Not only did Fedora 17 boot from the Live CD (the Ubuntu 12.04 Live CD wouldn’t boot even after trying every boot option I could think of), but when I installed it wireless worked out of the box (I didn’t need to tell Fedora that I had a broadcom wireless chipset).
Fedora 17 uses Gnome Shell (Gnome 3) as the desktop environment. I’ve started to like Ubuntu’s Unity interface, but Gnome Shell works pretty good on my hardware (Celeron 1.5GHz, 2GB RAM, 80GB HD, Intel graphics).
One of the first applications I tried was Gimp 2.8. Gimp version 2.8 has been highly anticipated by many long time Gimp users. I first tried it on Windows and was surprised at how awfully slow it was, but on Fedora it booted up rather quickly (on lesser hardware).
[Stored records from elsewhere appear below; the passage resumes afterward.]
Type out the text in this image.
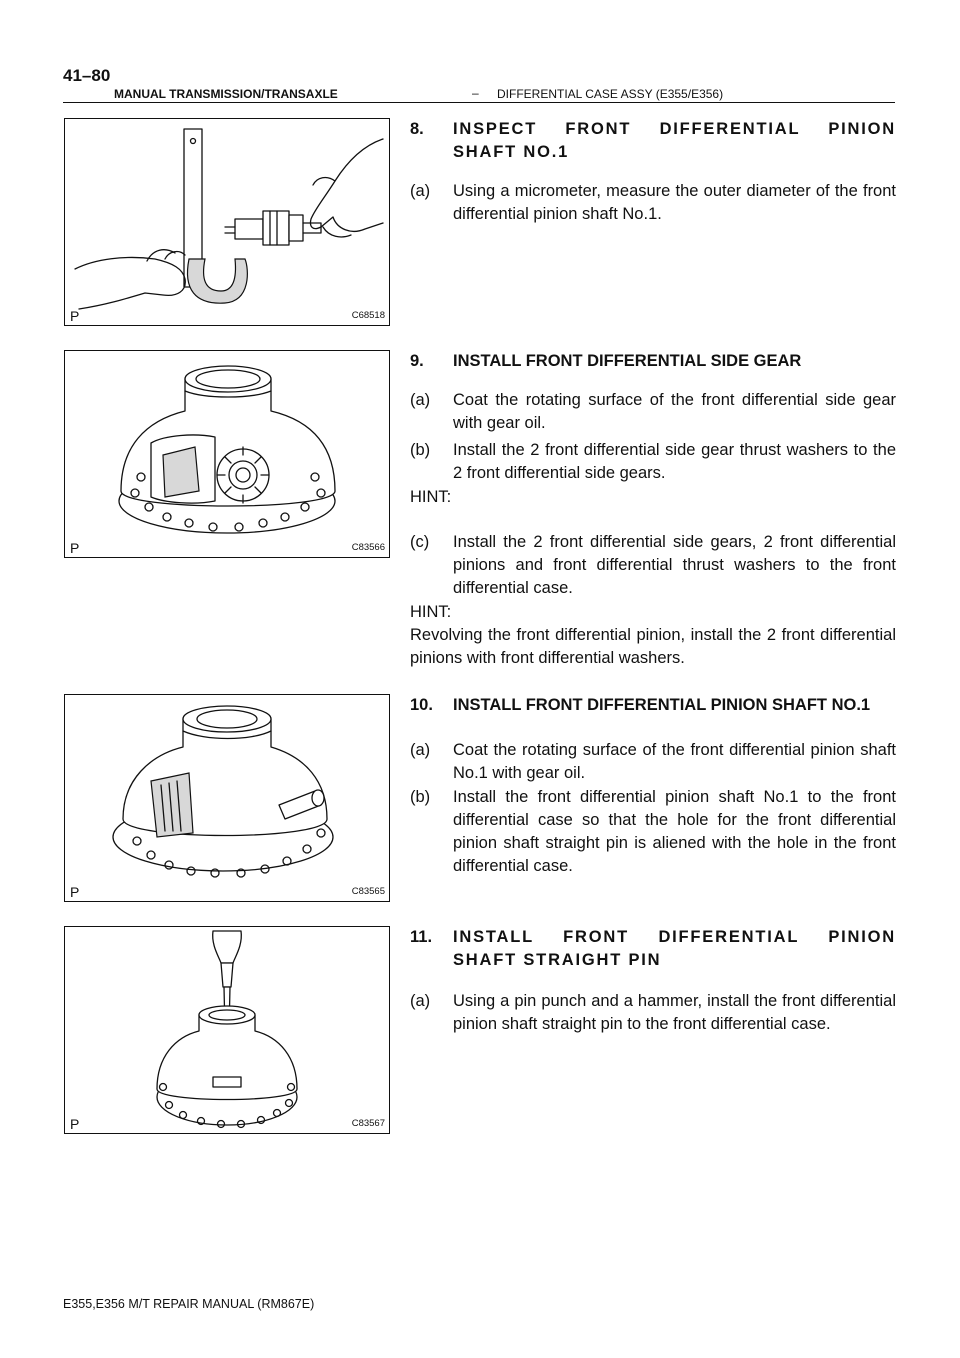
41–80
MANUAL TRANSMISSION/TRANSAXLE	– DIFFERENTIAL CASE ASSY (E355/E356)
P	C68518
P	C83566
P	C83565
P	C83567
8. INSPECT FRONT DIFFERENTIAL PINION SHAFT NO.1
(a) Using a micrometer, measure the outer diameter of the front differential pinion shaft No.1.
9. INSTALL FRONT DIFFERENTIAL SIDE GEAR
(a) Coat the rotating surface of the front differential side gear with gear oil.
(b) Install the 2 front differential side gear thrust washers to the 2 front differential side gears.
HINT:
(c) Install the 2 front differential side gears, 2 front differential pinions and front differential thrust washers to the front differential case.
HINT:
Revolving the front differential pinion, install the 2 front differential pinions with front differential washers.
10. INSTALL FRONT DIFFERENTIAL PINION SHAFT NO.1
(a) Coat the rotating surface of the front differential pinion shaft No.1 with gear oil.
(b) Install the front differential pinion shaft No.1 to the front differential case so that the hole for the front differential pinion shaft straight pin is aliened with the hole in the front differential case.
11. INSTALL FRONT DIFFERENTIAL PINION SHAFT STRAIGHT PIN
(a) Using a pin punch and a hammer, install the front differential pinion shaft straight pin to the front differential case.
E355,E356 M/T REPAIR MANUAL (RM867E)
What’s new in Fedora 17, not a lot that jumped out at me. It looks like Fedora 16, behaves perhaps a tiny bit better, but still crashes applications on occasion. One annoyance that’s still present in Fedora 17 (I’m convinced it’s a Gnome 3 thing) is that the delete key does not delete highlighted files. It works under Windows and just about every non-Gnome 3 distribution I’ve tried and is just annoying that it doesn’t work (or work well if it ever does work) under Fedora 17.
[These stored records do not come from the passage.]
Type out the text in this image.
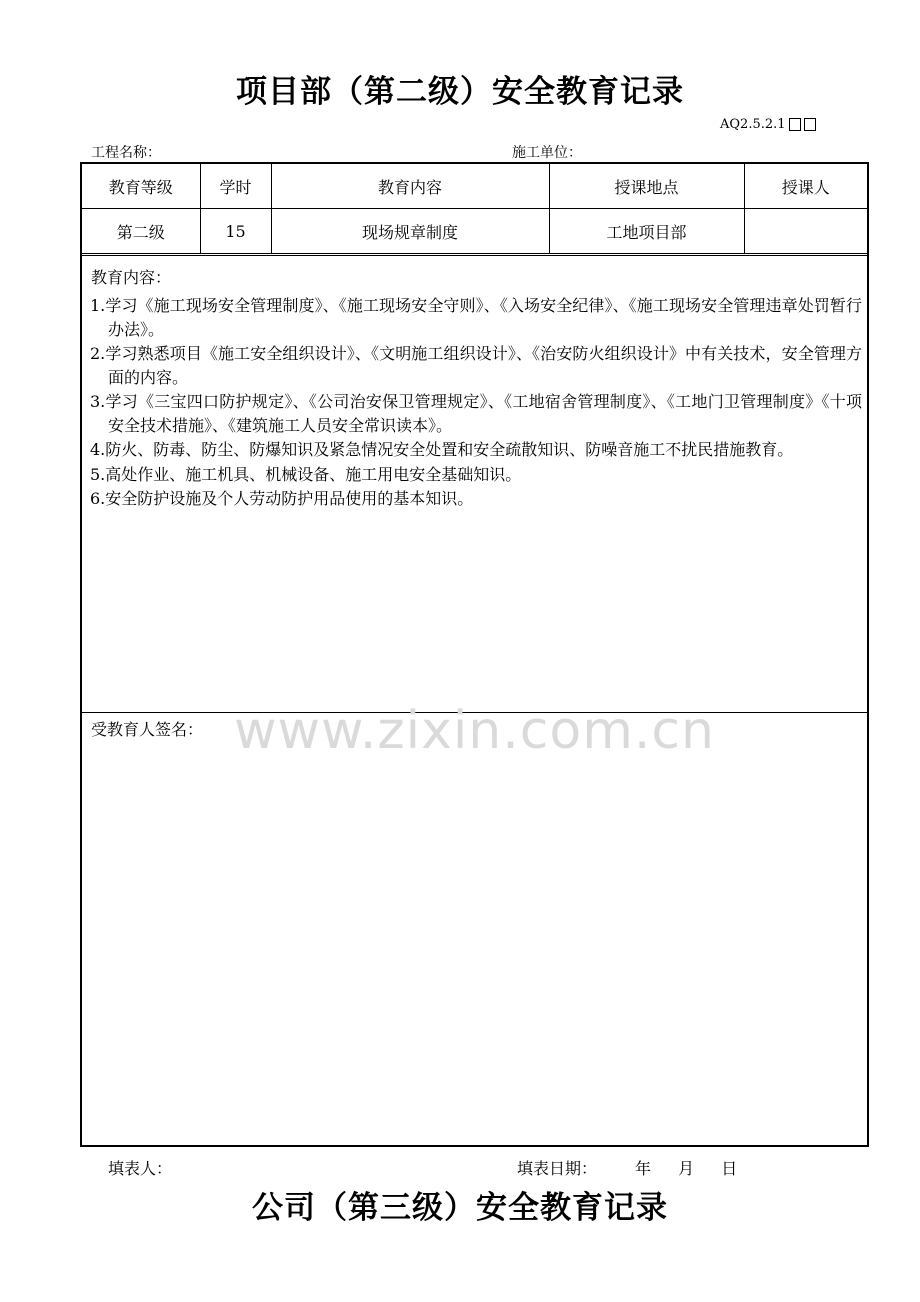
项目部（第二级）安全教育记录
AQ2.5.2.1
工程名称：	施工单位：
教育等级	学时	教育内容	授课地点	授课人
第二级	15	现场规章制度	工地项目部	
教育内容：
1.学习《施工现场安全管理制度》、《施工现场安全守则》、《入场安全纪律》、《施工现场安全管理违章处罚暂行办法》。
2.学习熟悉项目《施工安全组织设计》、《文明施工组织设计》、《治安防火组织设计》中有关技术，安全管理方面的内容。
3.学习《三宝四口防护规定》、《公司治安保卫管理规定》、《工地宿舍管理制度》、《工地门卫管理制度》《十项安全技术措施》、《建筑施工人员安全常识读本》。
4.防火、防毒、防尘、防爆知识及紧急情况安全处置和安全疏散知识、防噪音施工不扰民措施教育。
5.高处作业、施工机具、机械设备、施工用电安全基础知识。
6.安全防护设施及个人劳动防护用品使用的基本知识。
www.zixin.com.cn
受教育人签名：
填表人：	填表日期： 年 月 日
公司（第三级）安全教育记录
A new note-taking application, Cherry Tree, has been added to Fedora. Cherry Tree looks promising, but lacks some of the features of the BasKet note taking application for KDE (but is better than gnote or Tomboy). I found Cherry Tree to boot really fast, it is an editor after all. Sadly it crashed and I lost a couple of pages of data and some code, and there’s no recovery option like LibreOffice.
There are a few updates to programs like vym (View Your Mind), LibreOffice, and most notably Gimp which I’ve already mentioned.
There’s no “wow” factor to Fedora 17, it’s just a good, stable operating system that installed without a hitch on my Lenovo 3000 C100 0761, something I cannot say for Ubuntu 12.04. If you’ve tried Gnome Shell on Ubuntu, the experience on Fedora is far smoother, but Ubuntu has focused on Unity so this is no surprise.